The titular protagonist of the musical is not the only one who shines. The nuances of each character, from the widely studied Thomas Jefferson and George Washington to the lesser known Angelica Schuyler and Philip Hamilton make for an exciting, detailed, and important recount of a highly debated, highly analyzed, and arguably, sometimes simplified, part of American history.
The cast, comprised mostly of African American and Latino actors and actresses, provides a stunning and nuanced portrayal of the creation of the United States. Furthermore, the very premise of revolution as highlighted by the exquisitely written songs holds clear parallels to modern day, with the desire for solidarity, a spirit of debate, and the need for social change present both then and now.
Most people who have spoken to me in the past few weeks know that I am hooked. The only music I listen to on a regular basis is from Hamilton. I pretty much know the entire soundtrack (which is available on Spotify and YouTube), and, much to the enjoyment of my friends and family, I frequently use my breathtaking voice and exquisite sense of rhythm (if only this was true) to project the lyrics loudly throughout my house. Unfortunately, my voice cannot do justice to the genius Hamilton’s diverse set of songs. The musical contains pieces as soft as “It’s Quiet Uptown”—dedicated to the Hamilton couple’s life after the death of their son—and as lively as “My Shot”—recounting Hamilton’s inspirational motivation to succeed for himself and the new nation.

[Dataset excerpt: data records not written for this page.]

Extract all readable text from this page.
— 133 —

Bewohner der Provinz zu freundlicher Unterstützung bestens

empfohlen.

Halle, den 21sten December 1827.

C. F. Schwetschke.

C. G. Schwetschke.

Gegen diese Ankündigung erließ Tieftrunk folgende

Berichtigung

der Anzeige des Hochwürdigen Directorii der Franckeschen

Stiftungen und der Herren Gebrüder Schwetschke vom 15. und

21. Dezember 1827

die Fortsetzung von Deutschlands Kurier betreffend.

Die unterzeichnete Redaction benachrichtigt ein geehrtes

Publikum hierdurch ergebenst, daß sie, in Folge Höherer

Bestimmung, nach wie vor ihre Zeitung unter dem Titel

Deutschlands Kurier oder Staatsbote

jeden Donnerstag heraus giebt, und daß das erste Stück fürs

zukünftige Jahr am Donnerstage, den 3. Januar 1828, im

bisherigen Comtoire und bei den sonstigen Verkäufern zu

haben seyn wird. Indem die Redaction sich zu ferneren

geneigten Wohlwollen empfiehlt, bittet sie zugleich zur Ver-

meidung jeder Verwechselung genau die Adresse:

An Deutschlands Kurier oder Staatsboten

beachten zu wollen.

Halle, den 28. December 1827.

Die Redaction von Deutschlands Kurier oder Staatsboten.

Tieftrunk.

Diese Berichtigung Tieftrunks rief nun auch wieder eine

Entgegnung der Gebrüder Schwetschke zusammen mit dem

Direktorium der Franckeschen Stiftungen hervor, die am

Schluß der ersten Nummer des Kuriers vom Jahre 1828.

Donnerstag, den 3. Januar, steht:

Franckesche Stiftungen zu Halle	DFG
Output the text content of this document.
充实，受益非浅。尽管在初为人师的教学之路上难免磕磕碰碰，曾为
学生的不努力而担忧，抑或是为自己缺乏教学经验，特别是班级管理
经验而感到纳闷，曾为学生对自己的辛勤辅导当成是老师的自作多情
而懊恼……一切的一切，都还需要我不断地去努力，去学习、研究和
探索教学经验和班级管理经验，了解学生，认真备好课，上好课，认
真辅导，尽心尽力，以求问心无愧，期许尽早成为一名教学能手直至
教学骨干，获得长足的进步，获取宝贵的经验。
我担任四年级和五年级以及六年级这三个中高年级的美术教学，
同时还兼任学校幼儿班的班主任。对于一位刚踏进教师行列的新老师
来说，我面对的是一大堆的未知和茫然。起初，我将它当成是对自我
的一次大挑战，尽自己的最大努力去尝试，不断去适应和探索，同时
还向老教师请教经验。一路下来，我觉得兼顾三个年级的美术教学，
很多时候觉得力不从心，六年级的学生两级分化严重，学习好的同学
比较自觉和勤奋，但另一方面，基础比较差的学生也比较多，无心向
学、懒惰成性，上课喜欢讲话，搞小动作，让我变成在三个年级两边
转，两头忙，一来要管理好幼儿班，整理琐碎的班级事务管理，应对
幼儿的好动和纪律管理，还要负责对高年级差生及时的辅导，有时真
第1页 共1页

It just so happened that about a week or two after I saw the musical, my U.S. history teacher, Mr. Hilgendorf, announced that we would be having the classic Jefferson-Hamilton debate. What I had learned through the riveting prose on that livened stage found a home just as impassioned—albeit not as harmonious—around the Harkness table. My initial exposure to Hamilton furthered my excitement each time I entered the classroom. Thus, this musical, I think, should not only hold a place in our history classrooms, but also in a broader, nuanced discussion about the American Revolution. This initiation of passion and interest, paired with the social relevance of the musical and its incredible score, make Hamilton an extraordinary piece of art. Check it out. It seriously rocks.